Russian industrial production slowed faster than expected in December 2011 and recorded the lowest figure since 2009, according to State Statistics Service data.
Output in December grew 2.5 percent compared with the same month in the previous year. In November, the figure was 3.9 percent. Total year-on-year output growth from factories, mines and utilities in 2011 was 4.7 percent, a drop from 8.2 percent in 2010, the service said Tuesday.
Troika Dialog analysts put the disappointing December figure, which dipped below a Bloomberg expectation survey result of 3.4 percent, down to warmer than average temperatures and fewer working days than the previous year. The 0.2 percent point fall in the December unemployment rate to 6.3 percent, they said, supported this thesis of sustainable economic growth.
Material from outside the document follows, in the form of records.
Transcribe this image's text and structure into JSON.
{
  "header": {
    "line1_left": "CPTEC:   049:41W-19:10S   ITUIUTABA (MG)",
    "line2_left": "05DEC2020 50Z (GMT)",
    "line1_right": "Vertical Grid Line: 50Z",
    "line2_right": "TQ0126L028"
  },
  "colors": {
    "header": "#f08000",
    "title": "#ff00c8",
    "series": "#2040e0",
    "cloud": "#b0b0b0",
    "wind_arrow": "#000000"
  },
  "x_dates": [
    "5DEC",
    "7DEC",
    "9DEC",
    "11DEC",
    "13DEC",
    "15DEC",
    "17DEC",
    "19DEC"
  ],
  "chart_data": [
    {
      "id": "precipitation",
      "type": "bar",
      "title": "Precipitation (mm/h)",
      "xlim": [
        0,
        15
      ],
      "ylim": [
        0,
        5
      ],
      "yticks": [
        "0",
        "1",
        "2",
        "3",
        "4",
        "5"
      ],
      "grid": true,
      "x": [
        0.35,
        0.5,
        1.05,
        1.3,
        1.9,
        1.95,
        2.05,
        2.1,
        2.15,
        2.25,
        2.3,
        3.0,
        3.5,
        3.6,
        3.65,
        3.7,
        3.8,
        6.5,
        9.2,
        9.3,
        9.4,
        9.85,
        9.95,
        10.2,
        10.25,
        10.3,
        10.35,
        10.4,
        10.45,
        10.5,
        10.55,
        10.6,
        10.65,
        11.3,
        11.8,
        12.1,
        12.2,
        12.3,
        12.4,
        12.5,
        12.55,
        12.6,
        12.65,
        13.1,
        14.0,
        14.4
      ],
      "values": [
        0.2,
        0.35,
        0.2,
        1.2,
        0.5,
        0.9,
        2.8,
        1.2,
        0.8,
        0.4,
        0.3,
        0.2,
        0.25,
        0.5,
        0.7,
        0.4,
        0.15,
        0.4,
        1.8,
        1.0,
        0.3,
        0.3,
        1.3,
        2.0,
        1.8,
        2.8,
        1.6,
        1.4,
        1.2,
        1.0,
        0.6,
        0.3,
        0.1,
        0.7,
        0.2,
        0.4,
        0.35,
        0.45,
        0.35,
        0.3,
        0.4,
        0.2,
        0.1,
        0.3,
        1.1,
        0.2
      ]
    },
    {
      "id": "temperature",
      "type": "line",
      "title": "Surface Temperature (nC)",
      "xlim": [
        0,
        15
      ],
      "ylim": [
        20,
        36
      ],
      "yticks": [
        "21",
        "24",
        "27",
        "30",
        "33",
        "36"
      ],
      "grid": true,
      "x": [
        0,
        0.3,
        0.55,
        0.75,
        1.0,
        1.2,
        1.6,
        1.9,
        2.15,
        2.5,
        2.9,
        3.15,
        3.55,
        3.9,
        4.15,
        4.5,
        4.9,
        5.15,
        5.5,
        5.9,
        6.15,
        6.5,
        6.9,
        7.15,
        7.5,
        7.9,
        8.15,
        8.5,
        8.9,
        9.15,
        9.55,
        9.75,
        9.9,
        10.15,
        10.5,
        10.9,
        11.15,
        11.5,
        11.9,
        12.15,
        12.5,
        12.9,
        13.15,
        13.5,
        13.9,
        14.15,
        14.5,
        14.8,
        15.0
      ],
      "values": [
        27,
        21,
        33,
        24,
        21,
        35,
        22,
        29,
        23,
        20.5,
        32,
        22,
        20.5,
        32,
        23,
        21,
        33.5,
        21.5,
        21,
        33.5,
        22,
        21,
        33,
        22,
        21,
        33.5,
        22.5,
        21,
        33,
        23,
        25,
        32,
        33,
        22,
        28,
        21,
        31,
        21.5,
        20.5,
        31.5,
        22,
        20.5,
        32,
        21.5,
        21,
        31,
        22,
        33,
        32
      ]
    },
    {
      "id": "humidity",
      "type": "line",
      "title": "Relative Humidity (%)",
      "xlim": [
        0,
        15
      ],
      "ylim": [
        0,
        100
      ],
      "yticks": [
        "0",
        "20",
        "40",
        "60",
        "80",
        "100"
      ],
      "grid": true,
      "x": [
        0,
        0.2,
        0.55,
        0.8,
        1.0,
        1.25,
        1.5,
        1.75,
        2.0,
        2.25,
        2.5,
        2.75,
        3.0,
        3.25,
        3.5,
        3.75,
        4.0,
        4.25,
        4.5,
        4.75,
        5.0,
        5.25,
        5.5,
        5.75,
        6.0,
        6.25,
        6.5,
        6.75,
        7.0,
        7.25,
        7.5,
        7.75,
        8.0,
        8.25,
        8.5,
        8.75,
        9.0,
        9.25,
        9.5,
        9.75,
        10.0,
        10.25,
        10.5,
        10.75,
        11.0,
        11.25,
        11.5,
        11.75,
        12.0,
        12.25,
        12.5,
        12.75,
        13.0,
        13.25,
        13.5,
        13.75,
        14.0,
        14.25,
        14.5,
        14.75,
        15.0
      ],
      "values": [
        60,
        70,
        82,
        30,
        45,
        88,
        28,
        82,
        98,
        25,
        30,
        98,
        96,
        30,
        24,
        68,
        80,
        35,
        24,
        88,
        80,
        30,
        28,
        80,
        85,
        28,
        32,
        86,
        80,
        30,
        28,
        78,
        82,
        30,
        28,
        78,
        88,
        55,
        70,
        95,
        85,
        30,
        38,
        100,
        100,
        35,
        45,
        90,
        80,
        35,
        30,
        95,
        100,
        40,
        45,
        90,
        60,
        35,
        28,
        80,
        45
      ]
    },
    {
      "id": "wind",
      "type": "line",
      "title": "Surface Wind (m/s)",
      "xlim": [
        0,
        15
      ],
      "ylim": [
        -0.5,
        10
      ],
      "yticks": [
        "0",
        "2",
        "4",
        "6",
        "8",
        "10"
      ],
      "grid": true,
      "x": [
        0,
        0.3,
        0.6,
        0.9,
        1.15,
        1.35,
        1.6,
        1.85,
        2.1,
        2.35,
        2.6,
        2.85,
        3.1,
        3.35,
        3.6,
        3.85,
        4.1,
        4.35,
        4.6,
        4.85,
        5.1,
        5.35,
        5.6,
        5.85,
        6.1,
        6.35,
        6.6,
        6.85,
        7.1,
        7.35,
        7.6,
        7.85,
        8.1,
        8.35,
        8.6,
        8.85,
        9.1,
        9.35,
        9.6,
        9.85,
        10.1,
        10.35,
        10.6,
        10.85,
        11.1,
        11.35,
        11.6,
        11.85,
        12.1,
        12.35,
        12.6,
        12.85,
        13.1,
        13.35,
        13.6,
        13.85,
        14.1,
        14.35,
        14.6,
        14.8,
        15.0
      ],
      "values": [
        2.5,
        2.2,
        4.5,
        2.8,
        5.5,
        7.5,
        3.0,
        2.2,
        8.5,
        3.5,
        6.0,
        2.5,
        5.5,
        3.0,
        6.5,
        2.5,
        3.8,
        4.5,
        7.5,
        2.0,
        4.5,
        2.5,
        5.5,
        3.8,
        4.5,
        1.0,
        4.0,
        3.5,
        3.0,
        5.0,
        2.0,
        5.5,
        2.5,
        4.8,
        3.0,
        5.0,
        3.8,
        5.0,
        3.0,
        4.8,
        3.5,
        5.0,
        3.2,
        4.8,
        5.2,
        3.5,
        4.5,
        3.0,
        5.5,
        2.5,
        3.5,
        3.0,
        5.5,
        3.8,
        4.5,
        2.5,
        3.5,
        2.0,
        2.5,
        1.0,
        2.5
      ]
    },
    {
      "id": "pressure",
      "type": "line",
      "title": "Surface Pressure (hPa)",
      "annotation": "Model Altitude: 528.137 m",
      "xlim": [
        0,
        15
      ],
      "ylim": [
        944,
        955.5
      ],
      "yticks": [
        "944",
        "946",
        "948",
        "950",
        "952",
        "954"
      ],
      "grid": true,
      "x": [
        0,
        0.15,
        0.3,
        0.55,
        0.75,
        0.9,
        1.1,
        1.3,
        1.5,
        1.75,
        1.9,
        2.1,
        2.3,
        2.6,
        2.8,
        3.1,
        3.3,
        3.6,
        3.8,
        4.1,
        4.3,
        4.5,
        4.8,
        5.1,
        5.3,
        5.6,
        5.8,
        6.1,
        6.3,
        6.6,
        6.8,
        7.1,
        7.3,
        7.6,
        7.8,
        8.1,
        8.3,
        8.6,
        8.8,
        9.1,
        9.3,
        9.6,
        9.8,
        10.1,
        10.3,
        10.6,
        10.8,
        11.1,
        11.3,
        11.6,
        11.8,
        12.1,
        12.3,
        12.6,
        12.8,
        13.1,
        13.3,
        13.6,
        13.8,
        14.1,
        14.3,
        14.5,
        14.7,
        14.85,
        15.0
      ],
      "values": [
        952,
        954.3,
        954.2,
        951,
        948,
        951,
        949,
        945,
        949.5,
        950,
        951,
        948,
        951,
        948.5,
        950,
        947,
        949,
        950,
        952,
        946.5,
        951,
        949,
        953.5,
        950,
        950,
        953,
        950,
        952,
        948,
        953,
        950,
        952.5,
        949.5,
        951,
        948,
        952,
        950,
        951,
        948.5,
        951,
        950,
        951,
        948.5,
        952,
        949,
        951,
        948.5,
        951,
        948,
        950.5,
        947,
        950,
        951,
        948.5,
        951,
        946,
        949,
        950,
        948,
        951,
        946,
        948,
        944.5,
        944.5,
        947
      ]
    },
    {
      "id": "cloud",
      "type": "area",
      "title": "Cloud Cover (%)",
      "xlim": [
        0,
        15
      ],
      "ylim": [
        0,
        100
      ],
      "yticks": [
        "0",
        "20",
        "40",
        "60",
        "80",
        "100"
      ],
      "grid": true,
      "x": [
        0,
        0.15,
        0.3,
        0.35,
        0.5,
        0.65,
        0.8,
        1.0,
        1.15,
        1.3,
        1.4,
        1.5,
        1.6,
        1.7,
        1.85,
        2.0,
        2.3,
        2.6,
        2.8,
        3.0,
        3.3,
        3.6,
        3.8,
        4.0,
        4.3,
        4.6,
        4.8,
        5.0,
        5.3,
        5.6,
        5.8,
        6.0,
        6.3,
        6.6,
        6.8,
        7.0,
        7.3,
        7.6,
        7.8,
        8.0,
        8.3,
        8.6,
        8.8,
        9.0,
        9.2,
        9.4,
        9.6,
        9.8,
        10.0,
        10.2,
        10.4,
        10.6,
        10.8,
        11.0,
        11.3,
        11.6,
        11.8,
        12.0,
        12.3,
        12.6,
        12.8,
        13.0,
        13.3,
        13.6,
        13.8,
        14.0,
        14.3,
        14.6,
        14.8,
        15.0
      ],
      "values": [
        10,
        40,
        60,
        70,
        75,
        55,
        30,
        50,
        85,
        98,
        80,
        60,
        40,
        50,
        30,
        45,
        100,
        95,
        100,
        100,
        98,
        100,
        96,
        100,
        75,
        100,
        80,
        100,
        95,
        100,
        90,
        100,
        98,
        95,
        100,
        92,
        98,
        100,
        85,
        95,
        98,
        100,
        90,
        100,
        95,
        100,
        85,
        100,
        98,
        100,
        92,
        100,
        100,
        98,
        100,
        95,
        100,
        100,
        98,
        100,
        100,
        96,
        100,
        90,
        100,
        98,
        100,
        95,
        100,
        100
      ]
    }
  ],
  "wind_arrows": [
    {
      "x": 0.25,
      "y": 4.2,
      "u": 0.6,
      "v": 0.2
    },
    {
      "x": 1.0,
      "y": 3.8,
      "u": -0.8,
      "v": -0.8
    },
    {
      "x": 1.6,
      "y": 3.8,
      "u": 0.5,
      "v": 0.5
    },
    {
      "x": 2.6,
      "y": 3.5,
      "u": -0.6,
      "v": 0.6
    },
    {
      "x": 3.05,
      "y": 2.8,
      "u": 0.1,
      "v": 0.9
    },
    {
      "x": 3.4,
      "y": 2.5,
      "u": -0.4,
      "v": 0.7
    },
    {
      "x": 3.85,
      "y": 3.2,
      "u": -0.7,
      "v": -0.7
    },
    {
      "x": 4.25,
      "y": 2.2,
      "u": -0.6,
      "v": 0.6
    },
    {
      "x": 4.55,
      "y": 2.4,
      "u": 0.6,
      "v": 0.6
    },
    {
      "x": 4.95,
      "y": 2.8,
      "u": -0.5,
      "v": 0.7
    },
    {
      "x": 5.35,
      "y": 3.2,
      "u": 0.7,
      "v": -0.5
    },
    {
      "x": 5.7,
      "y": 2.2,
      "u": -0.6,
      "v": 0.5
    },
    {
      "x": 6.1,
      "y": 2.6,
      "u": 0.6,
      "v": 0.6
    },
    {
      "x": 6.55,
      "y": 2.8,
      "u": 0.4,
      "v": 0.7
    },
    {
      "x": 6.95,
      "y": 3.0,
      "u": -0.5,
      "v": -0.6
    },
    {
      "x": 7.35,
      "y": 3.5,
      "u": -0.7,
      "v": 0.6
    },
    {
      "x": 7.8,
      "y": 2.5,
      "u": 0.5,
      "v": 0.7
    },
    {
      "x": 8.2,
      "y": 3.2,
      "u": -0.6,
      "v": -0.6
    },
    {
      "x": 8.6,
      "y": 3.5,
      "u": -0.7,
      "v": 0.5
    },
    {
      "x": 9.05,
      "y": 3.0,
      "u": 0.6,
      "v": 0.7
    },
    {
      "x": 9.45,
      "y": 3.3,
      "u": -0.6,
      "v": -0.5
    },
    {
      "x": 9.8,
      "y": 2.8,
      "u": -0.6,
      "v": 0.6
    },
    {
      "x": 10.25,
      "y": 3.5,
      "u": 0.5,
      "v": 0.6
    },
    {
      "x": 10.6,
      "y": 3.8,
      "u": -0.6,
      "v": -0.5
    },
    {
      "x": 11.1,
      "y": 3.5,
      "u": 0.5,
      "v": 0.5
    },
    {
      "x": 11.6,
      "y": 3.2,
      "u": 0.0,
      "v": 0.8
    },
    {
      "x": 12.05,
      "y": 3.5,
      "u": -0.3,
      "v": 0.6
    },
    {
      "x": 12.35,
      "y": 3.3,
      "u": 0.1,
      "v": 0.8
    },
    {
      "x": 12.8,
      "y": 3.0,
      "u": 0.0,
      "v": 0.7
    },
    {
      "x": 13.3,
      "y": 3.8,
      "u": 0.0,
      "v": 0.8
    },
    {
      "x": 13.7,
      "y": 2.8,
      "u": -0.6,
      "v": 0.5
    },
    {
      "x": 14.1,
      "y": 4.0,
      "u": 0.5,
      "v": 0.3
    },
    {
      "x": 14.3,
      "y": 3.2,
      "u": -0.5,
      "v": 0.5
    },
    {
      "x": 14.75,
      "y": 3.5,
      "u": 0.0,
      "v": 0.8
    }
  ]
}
Output at mines in December grew 1.8 percent year on year, industrial manufacturing showed 3.3 percent growth while utilities output shrank 5.1 percent.
The figures may weigh on the Central Bank's decision on interest rates that is expected in February. VTB Capital analysts even said in a research note that the figures might be worrying for the government. "The poor industrial production performance is likely to highlight even more the urgency of economic reforms to policymakers," they said.
Prime Minister Vladimir Putin, who is likely to become president after the election on March 4, is targeting annual gross domestic product growth of 6 percent. Growth was 4.2 percent in 2011.